On the way we unexpectedly pass the Holdens brewery, but don’t have time to stop, because it’s Sunday and afternoon closing is still sacrosanct here. We are in danger of not reaching the Beacon in time at all. But we get there, and at eighteen minutes to three are standing on the other side of the road. Walking for miles in the scorching sun has a slight tendency to make you thirsty: five minutes later I am queueing at the serving hatch for my second pint. The beer that slides down so fast is Amber; despite the name it is golden in colour. Thanks to the Amber taking the edge off our perishing thirsts, and to the generous drinking-up time the pub allows, we are able to treat the following pint of Ruby Mild with the respect it deserves.

Sarah Hughes Ruby Mild in its natural habitat

The magically restorative power of the Mild means that after just the 45 precious minutes in the pub we are relaxed and refreshed again and able to jump on the convenient next bus to Wolverhampton for the train home.

I was expecting to be disappointed in this trip and have my romantic illusions destroyed. Instead I found a real living beer culture, both surprising and endearing. OK, central Dudley is a bit run-down, but the pubs are magical and the beer is even better. I can’t wait to go back.


  1. Great report, with a great title! For once an English writers decides to focus on his country's old school or at least an unspoiled part of it, and do the results show! English beer made properly in the old way(s) is the best anywhere! Well done. Do it now for the long-established breweries in Manchester and Stockport (some of which probably make new-style beers now and that's okay but focus on the old school).
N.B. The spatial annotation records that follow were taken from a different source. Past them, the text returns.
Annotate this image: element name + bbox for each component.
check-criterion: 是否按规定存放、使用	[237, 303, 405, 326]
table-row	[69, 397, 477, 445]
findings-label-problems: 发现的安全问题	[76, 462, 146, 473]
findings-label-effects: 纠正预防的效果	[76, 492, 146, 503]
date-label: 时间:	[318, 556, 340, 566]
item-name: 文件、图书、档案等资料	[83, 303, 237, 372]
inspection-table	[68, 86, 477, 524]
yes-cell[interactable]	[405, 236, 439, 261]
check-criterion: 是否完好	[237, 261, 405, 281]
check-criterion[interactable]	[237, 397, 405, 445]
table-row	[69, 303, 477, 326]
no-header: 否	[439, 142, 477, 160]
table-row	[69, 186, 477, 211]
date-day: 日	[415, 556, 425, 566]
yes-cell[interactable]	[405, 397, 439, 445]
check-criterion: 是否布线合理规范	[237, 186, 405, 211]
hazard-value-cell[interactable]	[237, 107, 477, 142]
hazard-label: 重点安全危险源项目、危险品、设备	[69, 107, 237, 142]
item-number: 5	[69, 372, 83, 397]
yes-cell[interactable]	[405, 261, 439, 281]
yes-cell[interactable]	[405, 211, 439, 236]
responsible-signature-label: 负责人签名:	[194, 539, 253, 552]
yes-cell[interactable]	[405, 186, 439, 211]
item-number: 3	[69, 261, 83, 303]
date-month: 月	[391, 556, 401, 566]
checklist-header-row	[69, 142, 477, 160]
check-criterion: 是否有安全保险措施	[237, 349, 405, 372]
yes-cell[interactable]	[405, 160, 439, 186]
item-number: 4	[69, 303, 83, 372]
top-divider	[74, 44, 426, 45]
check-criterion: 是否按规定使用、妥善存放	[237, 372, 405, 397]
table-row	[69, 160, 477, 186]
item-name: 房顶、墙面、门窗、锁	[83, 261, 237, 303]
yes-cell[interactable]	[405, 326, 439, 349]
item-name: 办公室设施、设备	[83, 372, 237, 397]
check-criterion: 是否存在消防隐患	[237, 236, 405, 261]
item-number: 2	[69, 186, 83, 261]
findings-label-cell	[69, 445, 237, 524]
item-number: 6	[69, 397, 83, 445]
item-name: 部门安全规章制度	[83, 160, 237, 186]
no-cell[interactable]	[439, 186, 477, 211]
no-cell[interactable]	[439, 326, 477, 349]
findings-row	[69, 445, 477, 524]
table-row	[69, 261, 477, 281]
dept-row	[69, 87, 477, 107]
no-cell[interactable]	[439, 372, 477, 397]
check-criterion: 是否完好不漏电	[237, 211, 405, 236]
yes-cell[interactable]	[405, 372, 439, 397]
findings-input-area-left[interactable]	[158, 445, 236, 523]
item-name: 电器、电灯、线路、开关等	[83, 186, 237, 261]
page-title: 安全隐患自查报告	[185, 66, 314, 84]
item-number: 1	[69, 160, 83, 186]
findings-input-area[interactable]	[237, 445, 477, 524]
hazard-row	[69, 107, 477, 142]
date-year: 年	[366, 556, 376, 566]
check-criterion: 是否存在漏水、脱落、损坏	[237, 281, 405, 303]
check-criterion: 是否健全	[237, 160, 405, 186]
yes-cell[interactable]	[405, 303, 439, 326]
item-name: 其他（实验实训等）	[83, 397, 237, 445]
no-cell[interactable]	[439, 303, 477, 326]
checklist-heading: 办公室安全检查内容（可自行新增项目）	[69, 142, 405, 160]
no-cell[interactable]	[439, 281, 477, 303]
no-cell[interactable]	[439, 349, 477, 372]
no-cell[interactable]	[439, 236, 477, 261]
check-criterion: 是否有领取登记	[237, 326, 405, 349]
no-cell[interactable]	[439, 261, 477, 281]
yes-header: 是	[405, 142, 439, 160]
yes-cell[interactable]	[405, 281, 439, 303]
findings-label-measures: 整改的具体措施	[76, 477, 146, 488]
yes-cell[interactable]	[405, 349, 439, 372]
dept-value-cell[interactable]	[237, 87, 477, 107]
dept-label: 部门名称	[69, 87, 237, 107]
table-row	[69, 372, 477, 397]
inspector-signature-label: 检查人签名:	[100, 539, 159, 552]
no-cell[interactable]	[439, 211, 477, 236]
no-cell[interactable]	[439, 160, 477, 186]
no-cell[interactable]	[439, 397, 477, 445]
    P.S. I wonder if Batham's and the others use sugar. Too much and you lose the malt taste which is the soul of all beer. All you need is 100% pale malt (English or from mixed barleys), fine English-grown hops and lots of them, and skill in brewing.


  2. Rob - glad you liked Batham's bitter! I think it's wonderful, although (because?) it's not really like any other beer.

    Gary - Batham's use sugar. So do the Trappist breweries, and that's not an analogy I use lightly.

  3. Phil, I said "too much…".

    Also, the Trappist beers are much stronger on average than English bitters.


    1. You also said "All you need is 100% pale malt"!

      Here's Pete Brown on Batham's.

    2. Interesting what he says about invert since sugar's vocation in the fermentation is to be converted into alcohol and CO2. Maybe he is referring to how sugar is added for priming?

      I was saying not too much sugar can't hurt a beer but the best ones don't need it (except for some strong beers I guess although many strong American beers are still all-malt).


  4. Fantastic! I looked into going there myself a while back but never got round to it. I gues it's time to revive my plans...

  5. Ah Robbie...almost brought a tear to my eye! A really great piece about some of the UK's best littlle bits of beer & pub culture. Cheers!

  6. Having been to some of these pubs as well as to Franconia, the comparison between the two is spot on.

  7. Great post, Robbie. As ever, the best beer writing leaves you thirsty...

  8. Speaking of Franconia. It was in Franconia two years ago that I had the pleasure of doing a beer hike with a gentleman from England and he told me with reverence that when I next visit England that I should make Black Country a priority. Possibly next year.